O ministro Renan Filho confirmou que o foco da reforma é desburocratizar o processo sem abrir mão da segurança viária. A ideia central é atacar o custo da formação prática e das taxas que encarecem o processo final para o cidadão.
O que muda para o bolso do cidadão?
A principal mudança está na forma como as aulas práticas e teóricas são estruturadas. Informações que circulam no setor apontam para uma maior flexibilização no uso de simuladores e, principalmente, na carga horária obrigatória vinculada exclusivamente às autoescolas tradicionais.
Atualmente, o custo de uma CNH nas categorias A e B (moto e carro) costuma variar entre R$ 2.500 e R$ 4.500, dependendo do estado. Com a nova regulamentação, o objetivo é que esse valor caia para patamares muito mais acessíveis. Entre as medidas que podem impulsionar essa queda estão:
- Redução de taxas estaduais: Uma articulação direta com os Detrans para padronizar e reduzir valores de emissão.
- Fim da obrigatoriedade de certas etapas: Estudos indicam que o excesso de aulas obrigatórias não reflete necessariamente em motoristas mais seguros, mas sim em custos mais altos.

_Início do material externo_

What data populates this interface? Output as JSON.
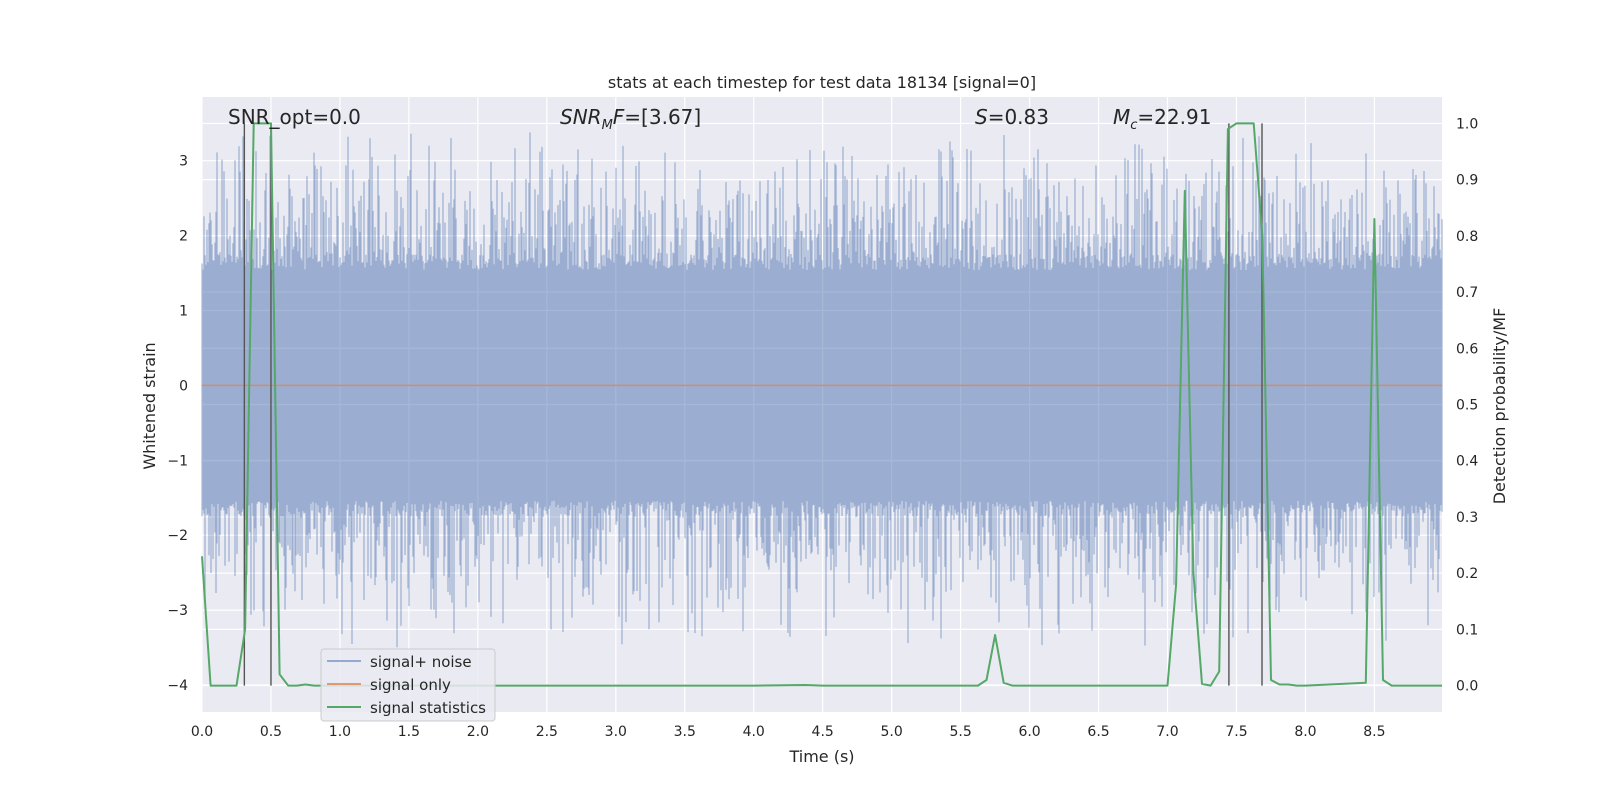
{
  "chart_data": {
    "type": "line",
    "title": "stats at each timestep for test data 18134 [signal=0]",
    "xlabel": "Time (s)",
    "ylabel": "Whitened strain",
    "y2label": "Detection probability/MF",
    "xlim": [
      0.0,
      8.99
    ],
    "ylim": [
      -4.36,
      3.85
    ],
    "y2lim": [
      -0.047,
      1.047
    ],
    "x_ticks": [
      0.0,
      0.5,
      1.0,
      1.5,
      2.0,
      2.5,
      3.0,
      3.5,
      4.0,
      4.5,
      5.0,
      5.5,
      6.0,
      6.5,
      7.0,
      7.5,
      8.0,
      8.5
    ],
    "x_tick_labels": [
      "0.0",
      "0.5",
      "1.0",
      "1.5",
      "2.0",
      "2.5",
      "3.0",
      "3.5",
      "4.0",
      "4.5",
      "5.0",
      "5.5",
      "6.0",
      "6.5",
      "7.0",
      "7.5",
      "8.0",
      "8.5"
    ],
    "y_ticks": [
      -4,
      -3,
      -2,
      -1,
      0,
      1,
      2,
      3
    ],
    "y_tick_labels": [
      "−4",
      "−3",
      "−2",
      "−1",
      "0",
      "1",
      "2",
      "3"
    ],
    "y2_ticks": [
      0.0,
      0.1,
      0.2,
      0.3,
      0.4,
      0.5,
      0.6,
      0.7,
      0.8,
      0.9,
      1.0
    ],
    "y2_tick_labels": [
      "0.0",
      "0.1",
      "0.2",
      "0.3",
      "0.4",
      "0.5",
      "0.6",
      "0.7",
      "0.8",
      "0.9",
      "1.0"
    ],
    "grid": true,
    "legend_position": "lower-left",
    "annotations": {
      "snr_opt": "SNR_opt=0.0",
      "snr_mf_prefix": "SNR",
      "snr_mf_sub": "M",
      "snr_mf_suffix": "F=[3.67]",
      "s_var": "S",
      "s_value": "=0.83",
      "mc_var": "M",
      "mc_sub": "c",
      "mc_value": "=22.91"
    },
    "series": [
      {
        "name": "signal+ noise",
        "color": "#4c72b0",
        "kind": "noise_band",
        "core_range": [
          -1.75,
          1.75
        ],
        "spike_range": [
          -3.6,
          3.5
        ],
        "sample_rate": 2048,
        "samples": 18412
      },
      {
        "name": "signal only",
        "color": "#dd8452",
        "x": [
          0.0,
          8.99
        ],
        "y": [
          0.0,
          0.0
        ]
      },
      {
        "name": "signal statistics",
        "color": "#55a868",
        "axis": "secondary",
        "x": [
          0.0,
          0.0625,
          0.125,
          0.1875,
          0.25,
          0.3125,
          0.375,
          0.4375,
          0.5,
          0.5625,
          0.625,
          0.6875,
          0.75,
          0.8125,
          0.875,
          1.0,
          1.5,
          2.0,
          2.5,
          3.0,
          3.5,
          4.0,
          4.375,
          4.5,
          5.0,
          5.5,
          5.625,
          5.6875,
          5.75,
          5.8125,
          5.875,
          6.0,
          6.5,
          7.0,
          7.0625,
          7.125,
          7.1875,
          7.25,
          7.3125,
          7.375,
          7.4375,
          7.5,
          7.5625,
          7.625,
          7.6875,
          7.75,
          7.8125,
          7.875,
          7.9375,
          8.0,
          8.4375,
          8.5,
          8.5625,
          8.625,
          8.6875,
          8.75,
          8.99
        ],
        "y": [
          0.23,
          0.0,
          0.0,
          0.0,
          0.0,
          0.1,
          1.0,
          1.0,
          1.0,
          0.02,
          0.0,
          0.0,
          0.002,
          0.0,
          0.0,
          0.0,
          0.0,
          0.0,
          0.0,
          0.0,
          0.0,
          0.0,
          0.001,
          0.0,
          0.0,
          0.0,
          0.0,
          0.01,
          0.09,
          0.005,
          0.0,
          0.0,
          0.0,
          0.0,
          0.18,
          0.88,
          0.2,
          0.003,
          0.0,
          0.025,
          0.99,
          1.0,
          1.0,
          1.0,
          0.8,
          0.01,
          0.002,
          0.002,
          0.0,
          0.0,
          0.005,
          0.83,
          0.01,
          0.0,
          0.0,
          0.0,
          0.0
        ]
      }
    ],
    "marker_lines": [
      0.307,
      0.5,
      7.445,
      7.685
    ]
  }
}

- CNH Social ampliada: O Governo pretende fortalecer o programa que oferece a habilitação gratuita para pessoas de baixa renda, integrando-o às novas regras de 2026.
Rapidez e Modernidade
Além de ser mais barata, a CNH de 2026 quer ser mais rápida. O governo planeja digitalizar ainda mais o processo, permitindo que a parte teórica seja realizada de forma remota com maior eficiência e que o agendamento de exames práticos não sofra com as filas intermináveis que hoje castigam os alunos.

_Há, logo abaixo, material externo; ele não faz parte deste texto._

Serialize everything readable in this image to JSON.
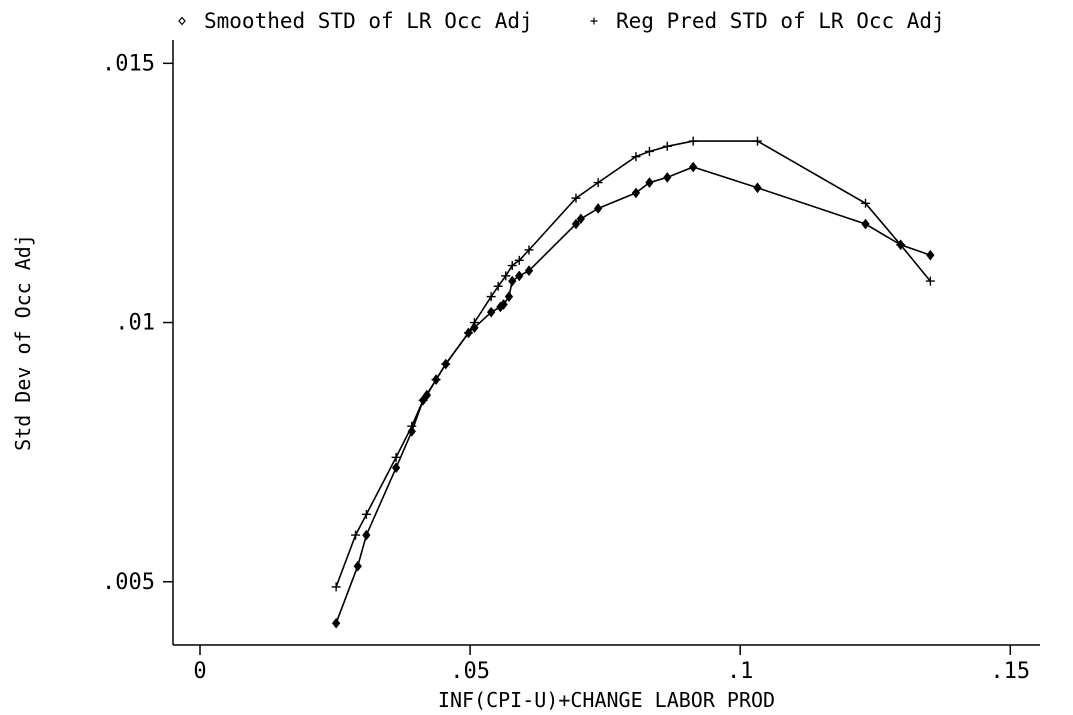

“As mudanças já estão em vigor no que diz respeito ao planejamento e às bases legais”, afirmou o ministro, destacando que a transição será gradual para que os Centros de Formação de Condutores (CFCs) se adaptem. Para o brasileiro, a notícia não poderia vir em melhor hora, já que a habilitação é, para muitos, uma ferramenta de trabalho e geração de renda.